Qwen1.5-72B-Chat is a 72-billion parameter large language model developed by Alibaba Cloud's Qwen team. Released as the beta version of the Qwen2 series, it is a transformer-based decoder-only model specifically fine-tuned for conversational and instruction-following tasks. It represents a significant iteration over the original Qwen series, focusing on improved human preference alignment and multilingual capabilities.
The model's architecture incorporates SwiGLU activation and RoPE (Rotary Positional Embeddings). While the Qwen1.5 series introduced architectural refinements like Grouped Query Attention (GQA) for some sizes, the 72B variant in this beta release predominantly focused on standard dense attention mechanisms. It supports a uniform context length of up to 32,768 tokens across the entire Qwen1.5 family, facilitating the processing of long-form documents and extended dialogues.
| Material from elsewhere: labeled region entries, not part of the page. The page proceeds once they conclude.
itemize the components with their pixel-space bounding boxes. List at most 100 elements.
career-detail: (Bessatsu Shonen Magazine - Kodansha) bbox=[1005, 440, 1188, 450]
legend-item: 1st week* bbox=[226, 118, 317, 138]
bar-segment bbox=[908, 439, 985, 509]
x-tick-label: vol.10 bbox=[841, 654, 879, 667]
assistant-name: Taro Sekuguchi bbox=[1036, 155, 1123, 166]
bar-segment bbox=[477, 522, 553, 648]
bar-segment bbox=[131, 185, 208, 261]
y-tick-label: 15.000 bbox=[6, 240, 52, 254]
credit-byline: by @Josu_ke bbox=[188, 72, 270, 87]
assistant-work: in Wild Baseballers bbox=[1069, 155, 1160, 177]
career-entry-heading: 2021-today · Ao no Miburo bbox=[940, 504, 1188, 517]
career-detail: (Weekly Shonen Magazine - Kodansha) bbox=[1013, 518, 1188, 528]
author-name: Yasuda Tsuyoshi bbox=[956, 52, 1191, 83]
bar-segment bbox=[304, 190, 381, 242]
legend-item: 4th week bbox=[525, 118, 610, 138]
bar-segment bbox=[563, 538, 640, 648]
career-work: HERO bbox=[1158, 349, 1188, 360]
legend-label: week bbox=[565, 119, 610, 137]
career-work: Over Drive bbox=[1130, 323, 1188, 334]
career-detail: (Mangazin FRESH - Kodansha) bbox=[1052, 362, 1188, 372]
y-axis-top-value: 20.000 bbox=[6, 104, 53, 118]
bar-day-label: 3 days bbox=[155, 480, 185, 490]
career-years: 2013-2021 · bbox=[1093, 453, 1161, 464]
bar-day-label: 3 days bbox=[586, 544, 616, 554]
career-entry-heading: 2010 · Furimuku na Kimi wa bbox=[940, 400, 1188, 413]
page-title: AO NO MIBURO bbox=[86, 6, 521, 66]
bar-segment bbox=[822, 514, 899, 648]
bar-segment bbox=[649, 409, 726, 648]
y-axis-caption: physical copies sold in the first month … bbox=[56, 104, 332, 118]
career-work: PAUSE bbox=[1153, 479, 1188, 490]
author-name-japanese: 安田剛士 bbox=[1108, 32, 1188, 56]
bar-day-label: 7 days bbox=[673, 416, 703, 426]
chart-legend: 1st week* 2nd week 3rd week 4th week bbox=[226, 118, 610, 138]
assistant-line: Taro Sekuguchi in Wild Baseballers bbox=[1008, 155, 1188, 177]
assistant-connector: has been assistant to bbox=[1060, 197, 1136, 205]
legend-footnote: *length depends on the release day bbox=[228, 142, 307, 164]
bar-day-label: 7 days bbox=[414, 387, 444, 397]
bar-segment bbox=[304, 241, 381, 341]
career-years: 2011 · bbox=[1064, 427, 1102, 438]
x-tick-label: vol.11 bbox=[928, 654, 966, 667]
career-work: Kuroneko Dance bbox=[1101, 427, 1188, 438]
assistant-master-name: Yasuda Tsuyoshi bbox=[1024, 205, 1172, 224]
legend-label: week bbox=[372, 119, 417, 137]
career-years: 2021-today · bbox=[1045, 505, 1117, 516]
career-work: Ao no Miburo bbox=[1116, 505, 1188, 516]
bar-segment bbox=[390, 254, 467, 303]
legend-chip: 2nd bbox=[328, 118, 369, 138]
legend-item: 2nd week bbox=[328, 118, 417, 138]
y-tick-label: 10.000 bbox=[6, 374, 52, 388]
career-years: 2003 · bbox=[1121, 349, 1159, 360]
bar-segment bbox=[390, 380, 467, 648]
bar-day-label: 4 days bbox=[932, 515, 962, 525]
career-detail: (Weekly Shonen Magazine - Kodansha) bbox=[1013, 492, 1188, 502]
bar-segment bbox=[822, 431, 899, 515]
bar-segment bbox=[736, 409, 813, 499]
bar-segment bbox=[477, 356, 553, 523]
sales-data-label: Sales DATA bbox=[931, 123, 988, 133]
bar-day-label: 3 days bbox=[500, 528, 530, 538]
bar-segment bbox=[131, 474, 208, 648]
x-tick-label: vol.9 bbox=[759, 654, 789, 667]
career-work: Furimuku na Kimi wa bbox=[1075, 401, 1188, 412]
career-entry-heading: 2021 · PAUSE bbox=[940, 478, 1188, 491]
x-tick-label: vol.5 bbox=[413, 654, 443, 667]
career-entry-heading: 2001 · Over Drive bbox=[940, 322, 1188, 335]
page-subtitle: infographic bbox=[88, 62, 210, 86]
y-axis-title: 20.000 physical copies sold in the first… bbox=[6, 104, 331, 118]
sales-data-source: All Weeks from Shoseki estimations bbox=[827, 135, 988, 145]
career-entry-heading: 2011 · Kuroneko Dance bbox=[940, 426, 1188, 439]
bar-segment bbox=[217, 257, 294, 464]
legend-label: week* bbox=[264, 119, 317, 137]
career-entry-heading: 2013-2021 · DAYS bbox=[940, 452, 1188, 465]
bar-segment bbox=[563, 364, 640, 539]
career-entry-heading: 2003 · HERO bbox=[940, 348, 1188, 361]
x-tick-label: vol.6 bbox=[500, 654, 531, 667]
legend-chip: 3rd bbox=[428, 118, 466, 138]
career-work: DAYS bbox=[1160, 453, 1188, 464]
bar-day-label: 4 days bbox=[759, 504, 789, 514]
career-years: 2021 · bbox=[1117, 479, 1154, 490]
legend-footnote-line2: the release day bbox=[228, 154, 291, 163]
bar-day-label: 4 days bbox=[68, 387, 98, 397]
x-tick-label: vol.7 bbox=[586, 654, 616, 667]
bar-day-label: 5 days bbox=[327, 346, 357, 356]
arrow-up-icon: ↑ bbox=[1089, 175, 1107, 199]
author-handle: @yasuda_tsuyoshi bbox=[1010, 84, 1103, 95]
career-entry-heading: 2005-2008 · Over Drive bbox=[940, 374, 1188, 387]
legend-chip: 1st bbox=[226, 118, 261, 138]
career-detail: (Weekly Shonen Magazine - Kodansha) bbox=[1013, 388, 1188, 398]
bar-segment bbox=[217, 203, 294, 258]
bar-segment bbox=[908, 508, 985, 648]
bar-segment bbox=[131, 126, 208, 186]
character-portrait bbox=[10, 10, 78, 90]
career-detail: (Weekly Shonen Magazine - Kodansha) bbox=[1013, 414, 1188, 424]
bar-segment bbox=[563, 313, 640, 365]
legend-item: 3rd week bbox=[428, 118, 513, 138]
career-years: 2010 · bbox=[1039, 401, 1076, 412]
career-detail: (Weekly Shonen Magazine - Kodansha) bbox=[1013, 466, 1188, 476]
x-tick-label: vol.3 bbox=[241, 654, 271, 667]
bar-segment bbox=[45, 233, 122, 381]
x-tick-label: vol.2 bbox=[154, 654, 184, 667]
Qwen1.5-72B-Chat was trained on an extensive dataset and post-trained using both Supervised Fine-Tuning (SFT) and Direct Preference Optimization (DPO). Evaluation benchmarks indicate strong performance in language understanding, reasoning, and mathematics, often exceeding the results of comparable models like Llama2-70B. It demonstrates robust proficiency in multiple languages, including English, Chinese, Spanish, French, Japanese, and Korean.
The model weights are open-sourced under the Tongyi Qianwen License Agreement, which permits commercial use subject to specific user threshold conditions. This release includes compatibility with the Hugging Face transformers library, ensuring streamlined integration with existing AI development ecosystems and support for various quantization formats like GPTQ, AWQ, and GGUF.